Les Jeux de Tokyo auront-ils lieu ou pas ? La réponse devrait venir d’ici quatre semaines.

Richard Labbé Richard Labbé
La Presse

C’est ce qu’a fait savoir dimanche le Comité international olympique (CIO), qui se laisse un échéancier de quatre semaines afin de pouvoir étudier et trancher la question une fois pour toutes, à savoir si les Jeux auront bel et bien lieu comme prévu à Tokyo en juillet.

Dans une lettre ouverte adressée aux athlètes, le président du CIO, Thomas Bach, a écrit que « la vie humaine prime sur tout ».

Au cours des prochains jours, le CIO en sera donc à étudier la question de présenter les jeux ou non avec les dirigeants japonais. Une décision en ce sens sera prise d’ici un mois.

« Nous avons entamé des discussions avec tous les partenaires pour dresser un état des lieux du développement rapide de la situation sanitaire et de son impact sur les Jeux olympiques, comprenant un scénario de report (des JO, NDLR) », a écrit M. Bach dans une lettre ouverte aux sportifs. « Nous sommes confiants dans le fait que nous aurons finalisé ces discussions dans les quatre prochaines semaines ».

Le CIO a précisé dans un communiqué qu’une annulation « n’est pas à l’agenda ».

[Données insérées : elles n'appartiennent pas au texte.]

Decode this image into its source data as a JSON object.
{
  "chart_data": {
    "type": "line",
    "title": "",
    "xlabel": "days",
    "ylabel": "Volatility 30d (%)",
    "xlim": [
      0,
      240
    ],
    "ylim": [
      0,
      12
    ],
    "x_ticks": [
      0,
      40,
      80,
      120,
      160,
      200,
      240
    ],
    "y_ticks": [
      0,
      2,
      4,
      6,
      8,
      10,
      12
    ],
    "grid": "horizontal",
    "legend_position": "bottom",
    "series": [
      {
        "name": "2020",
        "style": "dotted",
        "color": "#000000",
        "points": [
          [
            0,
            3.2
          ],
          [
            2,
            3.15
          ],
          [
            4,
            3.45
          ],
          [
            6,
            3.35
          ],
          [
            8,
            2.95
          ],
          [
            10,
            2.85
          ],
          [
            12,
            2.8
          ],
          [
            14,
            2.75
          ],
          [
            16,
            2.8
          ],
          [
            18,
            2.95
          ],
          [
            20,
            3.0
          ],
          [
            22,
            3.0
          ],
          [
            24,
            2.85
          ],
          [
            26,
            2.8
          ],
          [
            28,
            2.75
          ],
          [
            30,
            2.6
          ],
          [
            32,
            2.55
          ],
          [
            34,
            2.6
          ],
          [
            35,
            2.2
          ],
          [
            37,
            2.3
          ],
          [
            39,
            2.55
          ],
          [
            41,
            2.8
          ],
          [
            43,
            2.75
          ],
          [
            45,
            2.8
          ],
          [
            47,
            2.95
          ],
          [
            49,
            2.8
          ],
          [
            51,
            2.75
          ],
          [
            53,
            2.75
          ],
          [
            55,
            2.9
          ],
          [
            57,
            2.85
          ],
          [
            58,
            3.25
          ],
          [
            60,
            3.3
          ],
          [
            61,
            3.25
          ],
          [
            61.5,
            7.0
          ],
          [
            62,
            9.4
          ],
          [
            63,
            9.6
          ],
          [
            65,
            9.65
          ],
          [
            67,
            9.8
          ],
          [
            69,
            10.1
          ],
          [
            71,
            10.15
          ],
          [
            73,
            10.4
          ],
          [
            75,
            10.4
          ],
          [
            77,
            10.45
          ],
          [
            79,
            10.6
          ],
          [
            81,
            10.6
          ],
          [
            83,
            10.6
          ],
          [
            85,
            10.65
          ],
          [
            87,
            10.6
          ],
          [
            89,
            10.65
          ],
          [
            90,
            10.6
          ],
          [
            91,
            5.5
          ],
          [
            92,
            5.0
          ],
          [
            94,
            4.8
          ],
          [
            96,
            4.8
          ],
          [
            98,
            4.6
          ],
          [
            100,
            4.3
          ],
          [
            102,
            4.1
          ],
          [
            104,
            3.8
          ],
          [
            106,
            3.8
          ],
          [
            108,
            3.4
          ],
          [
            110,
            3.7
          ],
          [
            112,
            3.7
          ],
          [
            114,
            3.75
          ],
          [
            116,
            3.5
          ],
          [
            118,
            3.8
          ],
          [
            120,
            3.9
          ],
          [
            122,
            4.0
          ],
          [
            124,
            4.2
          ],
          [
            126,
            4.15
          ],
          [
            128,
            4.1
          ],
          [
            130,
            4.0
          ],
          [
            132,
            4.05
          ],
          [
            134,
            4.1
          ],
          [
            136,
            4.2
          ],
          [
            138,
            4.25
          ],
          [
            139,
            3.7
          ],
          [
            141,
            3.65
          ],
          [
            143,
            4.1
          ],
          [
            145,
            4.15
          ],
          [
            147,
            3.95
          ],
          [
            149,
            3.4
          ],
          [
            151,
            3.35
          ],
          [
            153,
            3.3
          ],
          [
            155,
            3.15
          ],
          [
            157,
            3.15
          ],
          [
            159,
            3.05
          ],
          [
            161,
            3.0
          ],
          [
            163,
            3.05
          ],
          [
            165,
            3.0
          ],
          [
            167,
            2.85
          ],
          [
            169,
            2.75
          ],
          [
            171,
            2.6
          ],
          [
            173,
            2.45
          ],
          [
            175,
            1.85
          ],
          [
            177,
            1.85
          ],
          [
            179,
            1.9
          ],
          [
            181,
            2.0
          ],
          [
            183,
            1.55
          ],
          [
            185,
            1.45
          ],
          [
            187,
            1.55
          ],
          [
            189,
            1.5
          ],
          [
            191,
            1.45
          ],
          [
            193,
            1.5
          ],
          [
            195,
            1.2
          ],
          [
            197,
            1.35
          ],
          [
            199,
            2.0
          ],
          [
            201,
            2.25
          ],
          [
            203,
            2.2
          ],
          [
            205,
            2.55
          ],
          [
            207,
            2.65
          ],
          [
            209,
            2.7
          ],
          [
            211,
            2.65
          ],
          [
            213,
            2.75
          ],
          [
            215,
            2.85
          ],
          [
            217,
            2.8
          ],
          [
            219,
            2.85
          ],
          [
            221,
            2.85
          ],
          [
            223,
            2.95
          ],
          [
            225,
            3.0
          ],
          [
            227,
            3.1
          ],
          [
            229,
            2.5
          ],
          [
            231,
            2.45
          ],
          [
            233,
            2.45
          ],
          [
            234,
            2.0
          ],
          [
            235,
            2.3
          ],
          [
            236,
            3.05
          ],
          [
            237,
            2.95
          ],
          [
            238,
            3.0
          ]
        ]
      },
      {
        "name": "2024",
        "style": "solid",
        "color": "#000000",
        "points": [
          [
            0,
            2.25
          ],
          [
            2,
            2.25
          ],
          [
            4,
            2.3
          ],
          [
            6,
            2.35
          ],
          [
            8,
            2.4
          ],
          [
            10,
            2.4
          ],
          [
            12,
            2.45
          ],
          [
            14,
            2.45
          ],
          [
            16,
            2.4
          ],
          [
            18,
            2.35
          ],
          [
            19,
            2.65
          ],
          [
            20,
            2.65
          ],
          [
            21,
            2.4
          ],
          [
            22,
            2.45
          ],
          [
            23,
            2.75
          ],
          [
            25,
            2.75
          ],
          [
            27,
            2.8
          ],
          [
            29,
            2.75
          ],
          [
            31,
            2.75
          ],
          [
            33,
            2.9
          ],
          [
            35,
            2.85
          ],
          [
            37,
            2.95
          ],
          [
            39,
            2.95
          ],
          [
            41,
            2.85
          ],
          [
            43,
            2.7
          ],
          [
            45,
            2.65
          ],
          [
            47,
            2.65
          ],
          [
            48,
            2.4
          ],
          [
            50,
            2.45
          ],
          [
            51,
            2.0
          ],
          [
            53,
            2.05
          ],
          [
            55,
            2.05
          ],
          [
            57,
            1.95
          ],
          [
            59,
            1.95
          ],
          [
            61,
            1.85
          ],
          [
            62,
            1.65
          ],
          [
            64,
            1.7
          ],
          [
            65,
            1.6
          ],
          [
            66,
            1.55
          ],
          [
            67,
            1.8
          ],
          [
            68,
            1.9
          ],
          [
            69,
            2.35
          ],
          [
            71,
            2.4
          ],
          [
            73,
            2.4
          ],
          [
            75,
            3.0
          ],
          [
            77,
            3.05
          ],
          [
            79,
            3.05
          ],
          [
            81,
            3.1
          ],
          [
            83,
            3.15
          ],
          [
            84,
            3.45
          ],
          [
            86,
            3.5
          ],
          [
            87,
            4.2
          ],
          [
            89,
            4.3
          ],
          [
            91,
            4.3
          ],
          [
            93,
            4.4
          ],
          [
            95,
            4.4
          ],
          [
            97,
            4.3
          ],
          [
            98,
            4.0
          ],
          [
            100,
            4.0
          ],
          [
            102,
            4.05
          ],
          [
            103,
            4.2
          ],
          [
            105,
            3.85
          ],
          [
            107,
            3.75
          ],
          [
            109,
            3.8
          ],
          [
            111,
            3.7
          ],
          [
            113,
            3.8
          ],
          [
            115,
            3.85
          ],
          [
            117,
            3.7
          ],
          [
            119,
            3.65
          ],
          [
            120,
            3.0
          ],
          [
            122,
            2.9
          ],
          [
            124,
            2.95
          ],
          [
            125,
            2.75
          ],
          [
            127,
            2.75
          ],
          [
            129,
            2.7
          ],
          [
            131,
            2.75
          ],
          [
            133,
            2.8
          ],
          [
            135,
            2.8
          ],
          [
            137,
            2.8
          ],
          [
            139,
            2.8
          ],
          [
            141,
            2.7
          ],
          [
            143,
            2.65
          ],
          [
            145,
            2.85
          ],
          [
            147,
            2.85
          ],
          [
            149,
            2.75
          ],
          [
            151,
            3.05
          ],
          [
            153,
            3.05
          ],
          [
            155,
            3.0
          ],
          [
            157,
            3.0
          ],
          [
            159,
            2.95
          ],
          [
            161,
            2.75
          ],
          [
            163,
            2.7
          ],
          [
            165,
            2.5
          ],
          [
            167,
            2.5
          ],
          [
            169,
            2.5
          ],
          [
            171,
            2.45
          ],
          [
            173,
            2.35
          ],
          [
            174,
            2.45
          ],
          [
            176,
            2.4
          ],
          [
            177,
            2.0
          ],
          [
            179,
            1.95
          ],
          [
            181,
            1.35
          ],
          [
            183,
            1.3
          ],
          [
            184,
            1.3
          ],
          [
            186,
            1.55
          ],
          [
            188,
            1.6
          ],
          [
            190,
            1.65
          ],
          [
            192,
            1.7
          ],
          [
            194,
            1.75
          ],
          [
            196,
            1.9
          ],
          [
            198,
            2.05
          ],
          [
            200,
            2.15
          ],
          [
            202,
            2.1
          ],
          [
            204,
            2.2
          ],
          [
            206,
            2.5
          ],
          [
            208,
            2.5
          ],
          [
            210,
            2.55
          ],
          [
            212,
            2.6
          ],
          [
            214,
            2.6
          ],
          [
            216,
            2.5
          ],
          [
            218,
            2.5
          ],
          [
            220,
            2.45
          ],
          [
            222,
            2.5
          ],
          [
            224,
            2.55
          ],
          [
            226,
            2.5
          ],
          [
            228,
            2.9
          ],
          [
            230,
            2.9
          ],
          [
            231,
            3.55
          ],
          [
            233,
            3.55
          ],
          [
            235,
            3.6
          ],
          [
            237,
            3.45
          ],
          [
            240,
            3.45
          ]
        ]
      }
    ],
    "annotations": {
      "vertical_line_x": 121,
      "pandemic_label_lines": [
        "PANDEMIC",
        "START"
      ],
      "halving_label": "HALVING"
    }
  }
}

Il faut dire que les Jeux de Tokyo sont déjà les jeux de la controverse ; depuis le début de la crise de la COVID-19, plusieurs intervenants affirment qu’il serait irresponsable, dans le contexte actuel, de procéder comme si de rien n’était.

En entrevue téléphonique avec La Presse dimanche, Jean-Luc Brassard, ex-skieur acrobatique médaillé d’or aux Jeux de Lillehammer, a exprimé son scepticisme face à cette décision du CIO.

« Je ne crois pas que ce soit une bonne idée, a-t-il déclaré. On reporte la décision dans quatre semaines et on va demander aux athlètes d’attendre et de continuer à s’entraîner pendant ce temps, ce qui représente un risque. On demande à tout le monde de faire sa part lors de cette crise et il serait bien de voir le CIO se poser en leader et donner l’exemple. Ce ne sera pas la fin du monde si on repousse les Jeux d’une année. Il y a un enjeu mondial avec lequel il faut composer en premier. »

Entre autres critiques au cours des derniers jours, l’ex-hockeyeuse canadienne Hayley Wickenheiser, membre de la Commission des athlètes du CIO, n’a pas ménagé le CIO dans ce dossier, déclarant la semaine dernière que « l’insistance du CIO […] est insensible et irresponsable. “

Un peu partout dans le monde, les plus grandes ligues sportives ont déjà suspendu leurs activités en raison de cette crise qui n’épargne pas l’univers du sport.

Samedi, la Fédération internationale de hockey sur glace annonçait l’annulation pure et simple de son tournoi annuel du Championnat du monde, citant des raisons de sécurité. Le populaire tournoi mondial de hockey sur glace, qui attire chaque année des dizaines de joueurs de la LNH, devait être présenté en Suisse au mois de mai. Cette décision survient au moment où les ligues de hockey du monde sont déjà à l’arrêt, incluant la LNH, qui a suspendu ses activités depuis le 12 mars.

Plusieurs autres circuits de sport au monde, notamment le baseball majeur, la NBA ainsi que la Premier League de soccer en Angleterre, ont également dû suspendre leurs activités en raison de la COVID-19.

Les Jeux olympiques, dans l’histoire moderne, n’ont jamais été remis en raison d’une pandémie ou autre crise humanitaire, bien qu’ils aient été annulés à cinq reprises en raison de la Première Guerre mondiale et de la Seconde Guerre mondiale.

Pour l’heure, les Jeux de Tokyo doivent être présentés du 24 juillet au 9 août.